A scalable and adaptable, six-degree-of-freedom, kinematic positioning system has been described. The system can position objects supported on top of, or suspended from, jacks comprising constrained joints. The system is further flexible in that it may be designed for compatibility with extreme low temperature or high vacuum environments. Finally, for situations where constant adjustment is not required, a removable motor unit has been described. The removable motor unit is applicable both to tri-sphere systems with constrained joints and to conventional tri-sphere systems.
Those skilled in the art will readily appreciate that although axes, actuated motions, and free motions of various mechanisms have been described as “orthogonal” the mechanisms will also work if their axes, actuated motions, and free motions are not exactly orthogonal to one another. For examples systems similar to those described above, but with two or more axes oriented as much as fifteen or twenty degrees closer together than perpendicular, will work in substantially the same way as the systems described herein.

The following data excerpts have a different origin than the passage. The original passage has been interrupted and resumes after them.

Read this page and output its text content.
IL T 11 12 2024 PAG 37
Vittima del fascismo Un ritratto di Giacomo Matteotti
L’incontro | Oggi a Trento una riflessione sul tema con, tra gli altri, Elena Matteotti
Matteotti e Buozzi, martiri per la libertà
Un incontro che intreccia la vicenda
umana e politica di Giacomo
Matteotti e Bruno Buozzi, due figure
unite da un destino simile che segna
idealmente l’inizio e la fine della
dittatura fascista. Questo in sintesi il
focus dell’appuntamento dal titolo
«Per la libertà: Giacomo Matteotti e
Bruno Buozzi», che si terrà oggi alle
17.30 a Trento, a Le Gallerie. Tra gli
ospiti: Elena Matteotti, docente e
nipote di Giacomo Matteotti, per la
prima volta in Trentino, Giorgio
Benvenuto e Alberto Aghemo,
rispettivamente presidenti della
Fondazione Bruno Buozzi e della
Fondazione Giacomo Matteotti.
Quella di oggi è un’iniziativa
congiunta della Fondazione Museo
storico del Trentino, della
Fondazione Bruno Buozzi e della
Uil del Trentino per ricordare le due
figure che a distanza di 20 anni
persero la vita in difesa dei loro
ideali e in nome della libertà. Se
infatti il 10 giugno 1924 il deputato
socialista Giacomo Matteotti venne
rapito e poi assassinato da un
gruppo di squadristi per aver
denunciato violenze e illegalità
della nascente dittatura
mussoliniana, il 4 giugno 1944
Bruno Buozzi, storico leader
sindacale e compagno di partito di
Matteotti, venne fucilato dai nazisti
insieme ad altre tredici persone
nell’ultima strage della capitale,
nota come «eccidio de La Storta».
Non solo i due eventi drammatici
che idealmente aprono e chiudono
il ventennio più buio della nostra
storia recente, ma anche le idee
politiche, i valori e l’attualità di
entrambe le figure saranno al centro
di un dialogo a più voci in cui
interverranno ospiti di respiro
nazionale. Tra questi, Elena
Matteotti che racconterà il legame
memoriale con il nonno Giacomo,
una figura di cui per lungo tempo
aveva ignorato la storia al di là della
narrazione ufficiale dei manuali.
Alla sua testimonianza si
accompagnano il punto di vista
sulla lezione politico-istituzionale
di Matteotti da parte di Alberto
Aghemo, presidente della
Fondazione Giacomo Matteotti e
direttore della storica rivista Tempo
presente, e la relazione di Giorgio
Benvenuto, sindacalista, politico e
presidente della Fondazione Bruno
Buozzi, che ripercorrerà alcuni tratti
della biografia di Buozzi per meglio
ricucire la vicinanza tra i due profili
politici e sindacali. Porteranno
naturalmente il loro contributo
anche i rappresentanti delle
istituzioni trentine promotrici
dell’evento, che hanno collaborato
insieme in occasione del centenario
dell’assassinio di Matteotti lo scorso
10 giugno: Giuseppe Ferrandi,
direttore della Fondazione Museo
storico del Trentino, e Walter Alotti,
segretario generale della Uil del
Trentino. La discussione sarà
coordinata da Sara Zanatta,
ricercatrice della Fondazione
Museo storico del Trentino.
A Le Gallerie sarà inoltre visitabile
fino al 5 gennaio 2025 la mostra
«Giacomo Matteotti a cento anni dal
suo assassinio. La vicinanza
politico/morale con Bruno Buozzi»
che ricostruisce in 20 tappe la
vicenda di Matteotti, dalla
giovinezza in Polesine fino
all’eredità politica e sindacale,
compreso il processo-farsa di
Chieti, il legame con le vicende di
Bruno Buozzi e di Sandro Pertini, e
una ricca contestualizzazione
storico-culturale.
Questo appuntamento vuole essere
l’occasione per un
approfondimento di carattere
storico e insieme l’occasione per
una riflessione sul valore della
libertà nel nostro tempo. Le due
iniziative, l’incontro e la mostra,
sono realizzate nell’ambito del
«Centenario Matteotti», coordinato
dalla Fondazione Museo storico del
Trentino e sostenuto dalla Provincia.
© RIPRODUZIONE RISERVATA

Although the embodiments described above are actuated by either motor-driven ball screws or piezo-electric motors, other actuator options exist. For example, linear motors, rack-and-pinion drives or other technologies capable of generating linear motion may be used as actuators. Further, the interface between a jack's vertical actuator and top slide may be a ball joint, Hook's joint, or other mechanical joint that allows unrestricted rotation while constraining translations. Finally, unconstrained horizontal axes may be implemented using linear slides, low-friction grooves, air bearings, magnetic bearings, or similar mechanisms.
As one skilled in the art will readily appreciate from the disclosure of the embodiments herein, processes, machines, manufacture, means, methods, or steps, presently existing or later to be developed that perform substantially the same function or achieve substantially the same result as the corresponding embodiments described herein may be utilized according to the present invention. Accordingly, the appended claims are intended to include within their scope such processes, machines, manufacture, means, methods, or steps.
The above description of illustrated embodiments of the systems and methods is not intended to be exhaustive or to limit the systems and methods to the precise form disclosed. While specific embodiments of, and examples for, the systems and methods are described herein for illustrative purposes, various equivalent modifications are possible within the scope of the systems and methods, as those skilled in the relevant art will recognize. The teachings of the systems and methods provided herein can be applied to other systems and methods, not only for the systems and methods described above.
In general, in the following claims, the terms used should not be construed to limit the systems and methods to the specific embodiments disclosed in the specification and the claims, but should be construed to include all systems that operate under the claims. Accordingly, the systems and methods are not limited by the disclosure, but instead the scope of the systems and methods are to be determined entirely by the claims.